In der Volksschule neben dem Jugendzentrum ist es ruhig. 16 Kinder drückten in diesem Schuljahr hier die Schulbank. Im Herbst 2014 droht der Schule die Schließung. Bürgermeister Hubner möchte das verhindern und erhofft sich durch das Schubhaftzentrum einen Zuzug von Familien mit Kindern.

Gegenüber der Volksschule geht das Sommerfest des Kindergartens zu Ende. Kindergartenpädagogin Alexandra Winkler räumt die Hüpfburg weg. 13 Kinder besuchen derzeit den Kindergarten. "Wir würden eine Sommerbetreuung anbieten, aber der Bedarf besteht nicht. Es gibt hier nicht viele berufstätige Mütter", erzählt die 36-Jährige. An Vordernberg schätzt sie die Lebensqualität: "Ich habe ein Haus im Grünen, wo meine Kinder spielen können. Das ist mir wichtiger als ein kulturelles Angebot." Dem Schubhaftzentrum blickt Winkler optimistisch entgegen: "Viele Eltern haben sich bereits für einen Job dort beworben. Vor allem Frauen, die gerne Teilzeit arbeiten würden."

Hohe Lebensqualität und niedrige Lebenskosten sind die Zukunftschancen der Gemeinde. Diese Kombination könnte vor allem junge Familien, Selbstständige und Pensionsten locken. Die Miete einer 80-Quadratmeter-Wohnung kostet hier mit Betriebskosten und Heizung etwa 370 Euro.

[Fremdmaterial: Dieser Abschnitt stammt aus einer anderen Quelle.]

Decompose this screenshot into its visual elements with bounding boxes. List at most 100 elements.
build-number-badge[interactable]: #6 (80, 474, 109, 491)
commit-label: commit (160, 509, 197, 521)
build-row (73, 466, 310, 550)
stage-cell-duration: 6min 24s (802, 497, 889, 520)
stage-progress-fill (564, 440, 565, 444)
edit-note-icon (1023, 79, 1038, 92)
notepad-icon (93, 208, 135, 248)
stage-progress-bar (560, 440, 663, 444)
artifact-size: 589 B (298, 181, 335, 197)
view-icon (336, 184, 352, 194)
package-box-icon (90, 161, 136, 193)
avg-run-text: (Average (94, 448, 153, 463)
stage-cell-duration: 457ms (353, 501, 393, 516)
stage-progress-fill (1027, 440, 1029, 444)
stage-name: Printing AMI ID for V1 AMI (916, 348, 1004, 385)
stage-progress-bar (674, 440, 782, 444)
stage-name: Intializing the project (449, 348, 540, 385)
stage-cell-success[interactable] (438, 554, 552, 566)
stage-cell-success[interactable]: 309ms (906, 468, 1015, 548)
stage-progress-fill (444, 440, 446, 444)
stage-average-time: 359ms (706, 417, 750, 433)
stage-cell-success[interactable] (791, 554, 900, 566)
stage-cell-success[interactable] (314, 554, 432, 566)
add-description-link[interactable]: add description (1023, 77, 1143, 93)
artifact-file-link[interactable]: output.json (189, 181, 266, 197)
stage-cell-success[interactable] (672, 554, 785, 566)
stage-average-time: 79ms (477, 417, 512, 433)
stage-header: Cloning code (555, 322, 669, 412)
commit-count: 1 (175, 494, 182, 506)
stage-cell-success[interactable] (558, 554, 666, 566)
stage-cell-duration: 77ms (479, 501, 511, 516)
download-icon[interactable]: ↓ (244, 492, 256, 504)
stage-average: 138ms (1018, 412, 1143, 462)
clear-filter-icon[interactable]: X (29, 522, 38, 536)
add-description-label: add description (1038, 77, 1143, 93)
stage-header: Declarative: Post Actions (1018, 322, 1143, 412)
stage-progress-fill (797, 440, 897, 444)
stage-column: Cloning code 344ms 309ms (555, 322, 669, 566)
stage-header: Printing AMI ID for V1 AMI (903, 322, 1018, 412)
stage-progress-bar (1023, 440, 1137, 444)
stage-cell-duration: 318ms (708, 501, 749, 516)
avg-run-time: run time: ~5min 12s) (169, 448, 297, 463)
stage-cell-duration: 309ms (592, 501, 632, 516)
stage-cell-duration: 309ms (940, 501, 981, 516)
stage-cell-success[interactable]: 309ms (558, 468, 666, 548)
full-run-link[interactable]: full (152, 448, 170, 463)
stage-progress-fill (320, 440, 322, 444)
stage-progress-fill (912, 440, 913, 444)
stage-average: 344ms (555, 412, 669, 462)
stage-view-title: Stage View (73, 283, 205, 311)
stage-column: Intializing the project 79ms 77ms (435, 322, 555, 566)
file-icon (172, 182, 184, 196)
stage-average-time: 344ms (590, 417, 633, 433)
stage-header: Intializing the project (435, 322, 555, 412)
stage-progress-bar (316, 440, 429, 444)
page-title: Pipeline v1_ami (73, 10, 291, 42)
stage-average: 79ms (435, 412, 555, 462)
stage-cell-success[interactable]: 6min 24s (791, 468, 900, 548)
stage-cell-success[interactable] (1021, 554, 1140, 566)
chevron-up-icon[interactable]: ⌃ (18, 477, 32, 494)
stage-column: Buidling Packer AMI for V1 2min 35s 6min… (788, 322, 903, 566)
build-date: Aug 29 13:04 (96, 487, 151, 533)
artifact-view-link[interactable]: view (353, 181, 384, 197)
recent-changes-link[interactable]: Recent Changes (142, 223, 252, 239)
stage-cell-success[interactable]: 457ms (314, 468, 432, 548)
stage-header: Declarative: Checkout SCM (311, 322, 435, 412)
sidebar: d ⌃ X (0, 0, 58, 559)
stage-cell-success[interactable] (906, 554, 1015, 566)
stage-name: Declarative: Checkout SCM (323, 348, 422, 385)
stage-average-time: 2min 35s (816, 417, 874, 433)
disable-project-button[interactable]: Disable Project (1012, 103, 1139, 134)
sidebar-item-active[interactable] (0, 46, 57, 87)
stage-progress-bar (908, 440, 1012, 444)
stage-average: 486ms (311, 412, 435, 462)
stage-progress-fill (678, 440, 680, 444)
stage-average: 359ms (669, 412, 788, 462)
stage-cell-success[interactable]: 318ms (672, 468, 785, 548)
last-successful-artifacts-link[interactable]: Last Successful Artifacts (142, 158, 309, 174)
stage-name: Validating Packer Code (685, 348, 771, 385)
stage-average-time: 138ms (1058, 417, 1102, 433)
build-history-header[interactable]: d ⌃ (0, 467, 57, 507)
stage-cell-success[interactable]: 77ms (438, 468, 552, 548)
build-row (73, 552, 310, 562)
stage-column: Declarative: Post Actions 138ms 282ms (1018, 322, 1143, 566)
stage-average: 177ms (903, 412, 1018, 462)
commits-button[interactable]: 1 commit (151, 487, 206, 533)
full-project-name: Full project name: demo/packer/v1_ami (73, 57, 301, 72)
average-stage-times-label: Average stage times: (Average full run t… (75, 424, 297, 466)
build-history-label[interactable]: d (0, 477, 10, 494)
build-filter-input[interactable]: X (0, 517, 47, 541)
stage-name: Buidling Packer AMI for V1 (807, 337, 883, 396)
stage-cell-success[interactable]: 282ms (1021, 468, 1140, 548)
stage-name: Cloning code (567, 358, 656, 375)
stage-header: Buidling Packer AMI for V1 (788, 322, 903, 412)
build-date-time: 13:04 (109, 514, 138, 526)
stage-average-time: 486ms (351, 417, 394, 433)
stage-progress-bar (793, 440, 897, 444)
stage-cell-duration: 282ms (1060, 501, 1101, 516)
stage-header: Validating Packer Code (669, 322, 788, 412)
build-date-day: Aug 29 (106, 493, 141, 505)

Steil emporragende, felsige Spitzen rahmen malerisch den Ortskern ein. Fährt man noch ein Stück weiter hinauf in die Eisenerzer Alpen, kommt man zum Präbichl, dem Schigebiet. Die Liftanlagen wurden modernisiert, Selbstversorgerhütten gebaut. Vor allem ungarische Gäste kommen im Winter. "1999 hatten wir 9000 Nächtigungen, letztes Jahr schon 37.000 Nächtigungen. Wir erwarten einen weiteren Zuwachs", erklärt Hubner.

Mit dem EU-geförderten "Entwicklungsprogramm für den ländlichen Raum" erhält Österreich für die Jahre 2014 bis 2020 4,2 Milliarden Euro. Die Investitionen sollen den Alpenraum als Besiedlungsund Erholungsraum erhalten. Allein in der Steiermark verwaldet jährlich eine Fläche von 1700 Fußballfeldern. "Wenn ganze Landstriche nicht mehr bewirtschaftet werden, trifft das nicht nur die Landwirtschaft, sondern auch die Gemeinden, den Tourismus, die Wirtschaft", warnt Gummerer.

Hinter dem historischen "Radwerk IV" am Hauptplatz hat vor knapp zwei Jahren die nordirische Künstlergruppe "The Bogside Artists" an einem sechs Mal neun Meter großen Gemälde gearbeitet. Der ehemalige ÖVP-Politiker Hannes Missethon aus Leoben hatte die Künstler nach Vordernberg geholt. Er realisiert mit seiner Initiative "Art of Reconcililation" - die Kunst der Versöhnung - immer wieder Kulturprojekte vor Ort.

Viel Zeit und Lebensweisheit

Warum sich der Kulturliebhaber ein Bergdorf als Bühne aussucht? "Hier leben viele ältere Leute - man findet viel Lebensweisheit im Ort. Ich erlebe die Einwohner als offene, wache Geister." Für die nordirischen Künstler war es interessant, deren unmittelbare Reaktionen zu erleben: "Die Leute hier haben Zeit, bleiben stehen, fragen nach." Die Entscheidung für das Schubhaftzentrum hat ihn nicht überrascht: "Hier nehmen sich die Menschen die Zeit, ihre Entscheidungen klug zu überlegen." Im Herbst lädt Missethon die guatemaltekische Friedensnobelpreisträgerin Rigoberta Menchú für ein Gespräch über Krisenüberwindung nach Vordernberg.

Auch der Ort selbst befinde sich in einer Art Zwischenzeit, meint Missethon: "Das Alte lässt sich nicht mehr halten, das Neue ist noch nichtda. Orte durchleben Krisen genau wie Menschen." Er glaubt, dass Vordernberg den Tiefpunkt hinter sich hat. "Mit fällt auf, dass die Leute jetzt mehr über die Zukunft reden als über Vergangenes. Früher hieß es, der Gemeinde müsse geholfen werden. Jetzt nimmt sie ihre Zukunft selbst in die Hand."